The indications for adjuvant external beam radiotherapy (EBRT) after radical prostatectomy (RP) are poorly defined. We performed a retrospective comparison of our institution's experience treating prostate cancer with RP vs. RP followed by adjuvant EBRT.
Between 1987 and 1998, 617 patients with clinical Stage T1-T2N0M0 prostate cancer underwent RP. Patients who underwent preoperative androgen deprivation and those with positive lymph nodes were excluded. Of the 617 patients, 34 (5.5%) with an undetectable postoperative prostate-specific antigen (PSA) level underwent adjuvant prostatic fossa RT at a median of 0.25 year (range, 0.1-0.6) postoperatively because of poor pathologic features. The median total dose was 59.4 Gy (range, 50.4-66.6 Gy) in 1.8-2.0-Gy fractions. These 34 RP+RT patients were compared with the remaining 583 RP patients. Biochemical failure was defined as any postoperative PSA level > or =0.1 ng/mL and any postoperative PSA level > or =0.3 ng/mL (at least 30 days after surgery). Administration of androgen deprivation was also scored as biochemical failure when applying either definition. The median clinical follow-up was 8.2 years (range, 0.1-11.2 years) for RP and 8.4 years (range, 0.3-13.8 years) for RP+RT.

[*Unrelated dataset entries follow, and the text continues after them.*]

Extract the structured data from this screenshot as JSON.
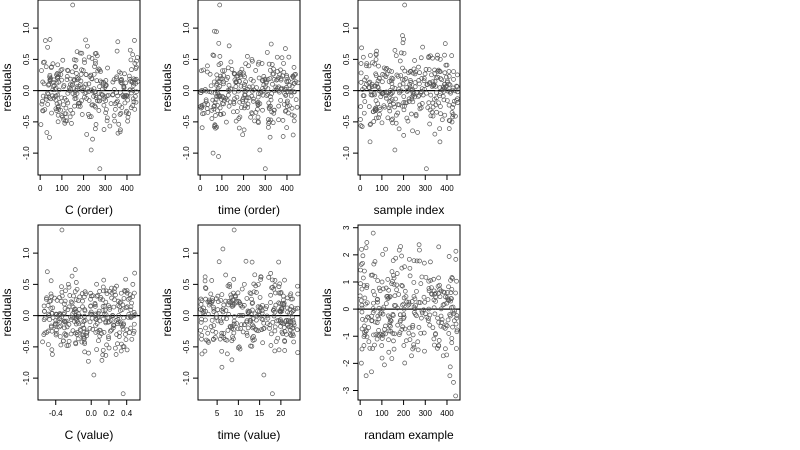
{
  "chart_data": [
    {
      "type": "scatter",
      "xlabel": "C (order)",
      "ylabel": "residuals",
      "xlim": [
        -10,
        460
      ],
      "ylim": [
        -1.35,
        1.45
      ],
      "xticks": [
        0,
        100,
        200,
        300,
        400
      ],
      "xtick_labels": [
        "0",
        "100",
        "200",
        "300",
        "400"
      ],
      "yticks": [
        -1.0,
        -0.5,
        0.0,
        0.5,
        1.0
      ],
      "ytick_labels": [
        "-1.0",
        "-0.5",
        "0.0",
        "0.5",
        "1.0"
      ],
      "hline": 0,
      "x_max": 450,
      "x_min": 0,
      "y_center": 0,
      "y_spread": 0.3,
      "outliers": [
        {
          "x": 150,
          "y": 1.37
        },
        {
          "x": 275,
          "y": -1.25
        },
        {
          "x": 235,
          "y": -0.95
        }
      ]
    },
    {
      "type": "scatter",
      "xlabel": "time (order)",
      "ylabel": "residuals",
      "xlim": [
        -10,
        460
      ],
      "ylim": [
        -1.35,
        1.45
      ],
      "xticks": [
        0,
        100,
        200,
        300,
        400
      ],
      "xtick_labels": [
        "0",
        "100",
        "200",
        "300",
        "400"
      ],
      "yticks": [
        -1.0,
        -0.5,
        0.0,
        0.5,
        1.0
      ],
      "ytick_labels": [
        "-1.0",
        "-0.5",
        "0.0",
        "0.5",
        "1.0"
      ],
      "hline": 0,
      "x_max": 450,
      "x_min": 0,
      "y_center": 0,
      "y_spread": 0.3,
      "outliers": [
        {
          "x": 90,
          "y": 1.37
        },
        {
          "x": 300,
          "y": -1.25
        },
        {
          "x": 275,
          "y": -0.95
        }
      ]
    },
    {
      "type": "scatter",
      "xlabel": "sample index",
      "ylabel": "residuals",
      "xlim": [
        -10,
        460
      ],
      "ylim": [
        -1.35,
        1.45
      ],
      "xticks": [
        0,
        100,
        200,
        300,
        400
      ],
      "xtick_labels": [
        "0",
        "100",
        "200",
        "300",
        "400"
      ],
      "yticks": [
        -1.0,
        -0.5,
        0.0,
        0.5,
        1.0
      ],
      "ytick_labels": [
        "-1.0",
        "-0.5",
        "0.0",
        "0.5",
        "1.0"
      ],
      "hline": 0,
      "x_max": 450,
      "x_min": 0,
      "y_center": 0,
      "y_spread": 0.3,
      "outliers": [
        {
          "x": 205,
          "y": 1.37
        },
        {
          "x": 195,
          "y": 0.88
        },
        {
          "x": 200,
          "y": 0.82
        },
        {
          "x": 305,
          "y": -1.25
        },
        {
          "x": 160,
          "y": -0.95
        }
      ]
    },
    {
      "type": "scatter",
      "xlabel": "C (value)",
      "ylabel": "residuals",
      "xlim": [
        -0.6,
        0.55
      ],
      "ylim": [
        -1.35,
        1.45
      ],
      "xticks": [
        -0.4,
        0.0,
        0.2,
        0.4
      ],
      "xtick_labels": [
        "-0.4",
        "0.0",
        "0.2",
        "0.4"
      ],
      "yticks": [
        -1.0,
        -0.5,
        0.0,
        0.5,
        1.0
      ],
      "ytick_labels": [
        "-1.0",
        "-0.5",
        "0.0",
        "0.5",
        "1.0"
      ],
      "hline": 0,
      "x_max": 0.5,
      "x_min": -0.55,
      "y_center": 0,
      "y_spread": 0.3,
      "outliers": [
        {
          "x": -0.33,
          "y": 1.37
        },
        {
          "x": 0.36,
          "y": -1.25
        },
        {
          "x": 0.03,
          "y": -0.95
        }
      ]
    },
    {
      "type": "scatter",
      "xlabel": "time (value)",
      "ylabel": "residuals",
      "xlim": [
        0.5,
        24.5
      ],
      "ylim": [
        -1.35,
        1.45
      ],
      "xticks": [
        5,
        10,
        15,
        20
      ],
      "xtick_labels": [
        "5",
        "10",
        "15",
        "20"
      ],
      "yticks": [
        -1.0,
        -0.5,
        0.0,
        0.5,
        1.0
      ],
      "ytick_labels": [
        "-1.0",
        "-0.5",
        "0.0",
        "0.5",
        "1.0"
      ],
      "hline": 0,
      "x_max": 24,
      "x_min": 1,
      "y_center": 0,
      "y_spread": 0.3,
      "outliers": [
        {
          "x": 9,
          "y": 1.37
        },
        {
          "x": 18,
          "y": -1.25
        },
        {
          "x": 16,
          "y": -0.95
        }
      ]
    },
    {
      "type": "scatter",
      "xlabel": "randam example",
      "ylabel": "residuals",
      "xlim": [
        -10,
        460
      ],
      "ylim": [
        -3.35,
        3.1
      ],
      "xticks": [
        0,
        100,
        200,
        300,
        400
      ],
      "xtick_labels": [
        "0",
        "100",
        "200",
        "300",
        "400"
      ],
      "yticks": [
        -3,
        -2,
        -1,
        0,
        1,
        2,
        3
      ],
      "ytick_labels": [
        "-3",
        "-2",
        "-1",
        "0",
        "1",
        "2",
        "3"
      ],
      "hline": 0,
      "x_max": 450,
      "x_min": 0,
      "y_center": 0,
      "y_spread": 1.0,
      "outliers": [
        {
          "x": 60,
          "y": 2.8
        },
        {
          "x": 440,
          "y": -3.2
        },
        {
          "x": 430,
          "y": -2.7
        }
      ]
    }
  ],
  "point_color": "#555555"
}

Radical prostatectomy + radiation therapy patients had a greater pathologic Gleason score (mean, 7.3 vs. 6.5; p < 0.01) and pathologic T stage (median, T3a vs. T2c; p < 0.01). Age (median, 65.7 years) and pretreatment PSA level (median, 7.9 ng/mL) were similar between the treatment groups. Extracapsular extension was present in 72% of RP+RT patients vs. 27% of RP patients (p < 0.01). The RP+RT patients were more likely to have seminal vesicle invasion (29% vs. 9%, p < 0.01) and positive margins (73% vs. 36%, p < 0.01). Despite these poor pathologic features, the 5-year biochemical control (BC) rate (PSA <0.1 ng/mL) was 57% for RP+RT and 47% for RP (p = 0.28). For patients with extracapsular extension, the 5-year BC rate was 52% for RP+RT vs. 30% for RP (p < 0.01). The 5-year BC rate for patients with seminal vesicle invasion was 60% for RP+RT vs. 18% for RP (p < 0.01). For those with positive margins, the 5-year BC rate was 64% for RP+RT vs. 27% for RP (p < 0.01). The use of adjuvant RT remained statistically significant on multivariate analysis when applying either biochemical failure definition. Adjuvant RT also remained statistically significant when including the postoperative PSA level (>30 days after surgery) in the multivariate analyses. In addition, 99 (17%) of the 583 RP patients required salvage prostatic fossa RT (median dose, 59.4 Gy) at a median interval of 1.3 years after surgery (range, 0.1-8.4) for a palpable recurrence (n = 10) or a detectable/rising postoperative PSA level (n = 89). The median PSA level before salvage RT was 0.8 ng/mL (mean, 3.2 ng/mL). The 5-year and 8-year BC rate, using the PSA <0.1 ng/mL definition, from the date of salvage RT was 41% and 35%, respectively. The 5-year and 8-year BC rate, using the PSA <0.3 ng/mL definition, was 46% and 36%, respectively. The 8-year local recurrence rate after salvage RT was 4%.
Adjuvant RT demonstrated improved efficacy against prostate cancer. For patients with poor pathologic features (extracapsular extension, seminal vesicle invasion, positive margins), adjuvant RT improved the biochemical outcome independent of other prognostic factors.